Ze vormen vaak het motorblok van een jazzband: de bassist en de drummer. Samen verantwoordelijk voor een belangrijk deel van de structuur, het ritme, de groove. Hier een keer niet. Hier vinden we twee drummers die samenspelen: Jay Rosen en Brian Willson en twee bassisten die eveneens genoeg hebben aan elkaar: Peter K. Frey en Daniel Studer. Ze maakten albums: ‘The Mystery Brothers’ voor NotTwo Records, respectievelijk ‘ZIP’ voor Leo Records.
Laten we beginnen met de twee Amerikaanse drummers en hun vrij korte album ‘The Mystery Brothers’. Fluisterzacht spel in de korte ‘Introduction’, afgewisseld met een paar krachtige uitbarstingen.
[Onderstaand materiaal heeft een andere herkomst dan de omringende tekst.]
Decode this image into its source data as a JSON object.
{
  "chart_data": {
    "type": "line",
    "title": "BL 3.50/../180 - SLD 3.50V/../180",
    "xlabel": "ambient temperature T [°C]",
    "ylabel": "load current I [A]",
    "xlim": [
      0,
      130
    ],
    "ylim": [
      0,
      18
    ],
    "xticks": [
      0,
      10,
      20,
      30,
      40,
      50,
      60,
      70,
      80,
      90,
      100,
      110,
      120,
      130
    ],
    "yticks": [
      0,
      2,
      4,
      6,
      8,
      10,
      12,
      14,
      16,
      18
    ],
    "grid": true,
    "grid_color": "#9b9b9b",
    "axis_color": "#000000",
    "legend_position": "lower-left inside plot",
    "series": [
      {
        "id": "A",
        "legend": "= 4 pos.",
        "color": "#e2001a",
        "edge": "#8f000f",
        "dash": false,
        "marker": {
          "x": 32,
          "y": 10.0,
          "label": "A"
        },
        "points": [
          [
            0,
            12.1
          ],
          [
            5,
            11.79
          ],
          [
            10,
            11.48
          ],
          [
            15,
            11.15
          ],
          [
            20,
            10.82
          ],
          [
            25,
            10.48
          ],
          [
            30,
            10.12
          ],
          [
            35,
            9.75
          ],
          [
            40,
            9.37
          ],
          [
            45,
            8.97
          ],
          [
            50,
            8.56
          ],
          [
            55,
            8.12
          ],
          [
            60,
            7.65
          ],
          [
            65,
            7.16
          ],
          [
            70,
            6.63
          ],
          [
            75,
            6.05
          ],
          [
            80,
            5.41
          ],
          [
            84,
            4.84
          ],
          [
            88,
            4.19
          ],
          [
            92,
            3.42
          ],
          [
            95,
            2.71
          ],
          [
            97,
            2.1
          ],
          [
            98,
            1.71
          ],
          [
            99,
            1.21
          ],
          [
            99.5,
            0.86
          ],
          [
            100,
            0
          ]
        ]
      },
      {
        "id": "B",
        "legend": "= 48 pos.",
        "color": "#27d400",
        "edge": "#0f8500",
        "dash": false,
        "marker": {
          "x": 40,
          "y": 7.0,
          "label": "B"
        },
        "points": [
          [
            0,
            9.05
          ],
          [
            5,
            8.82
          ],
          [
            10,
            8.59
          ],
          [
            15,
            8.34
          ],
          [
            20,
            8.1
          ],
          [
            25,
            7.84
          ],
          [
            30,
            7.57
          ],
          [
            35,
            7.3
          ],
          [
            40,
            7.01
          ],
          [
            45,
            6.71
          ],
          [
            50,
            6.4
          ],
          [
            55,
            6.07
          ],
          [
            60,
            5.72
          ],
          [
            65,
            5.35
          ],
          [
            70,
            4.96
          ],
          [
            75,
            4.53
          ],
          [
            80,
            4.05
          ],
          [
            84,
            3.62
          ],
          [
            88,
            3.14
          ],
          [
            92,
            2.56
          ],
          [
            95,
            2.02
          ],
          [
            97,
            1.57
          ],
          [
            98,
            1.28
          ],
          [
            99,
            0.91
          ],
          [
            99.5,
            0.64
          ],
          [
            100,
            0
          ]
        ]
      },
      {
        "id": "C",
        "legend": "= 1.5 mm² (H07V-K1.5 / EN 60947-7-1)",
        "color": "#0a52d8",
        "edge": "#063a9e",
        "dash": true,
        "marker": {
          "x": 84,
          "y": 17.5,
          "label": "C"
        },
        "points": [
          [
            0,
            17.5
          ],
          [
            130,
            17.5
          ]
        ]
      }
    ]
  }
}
Dan doet in ‘Brush Groove’ het ritme zijn intrede, zoals de titel aangeeft, gespeeld met de brushes. Het maakt dit tot een zeer subtiel stuk waarin de twee elkaar duidelijk vinden in een verlangen naar harmonie. In ‘Ballad’ zijn het roffels die de toon zetten, aaneengesmeed tot een kleurrijk mozaïek, terwijl we in ‘Bahia’ een soortgelijk procedé krijgen, maar dan door met de stokken de randen van de trommels te bewerken, tevens horen we hier duidelijk op Latin geïnspireerde patronen. Ook in ‘Unity’ speelt het ritme een grote rol, maar dan wel op een wat abstractere wijze. Een zeer boeiend album en prachtig opgenomen.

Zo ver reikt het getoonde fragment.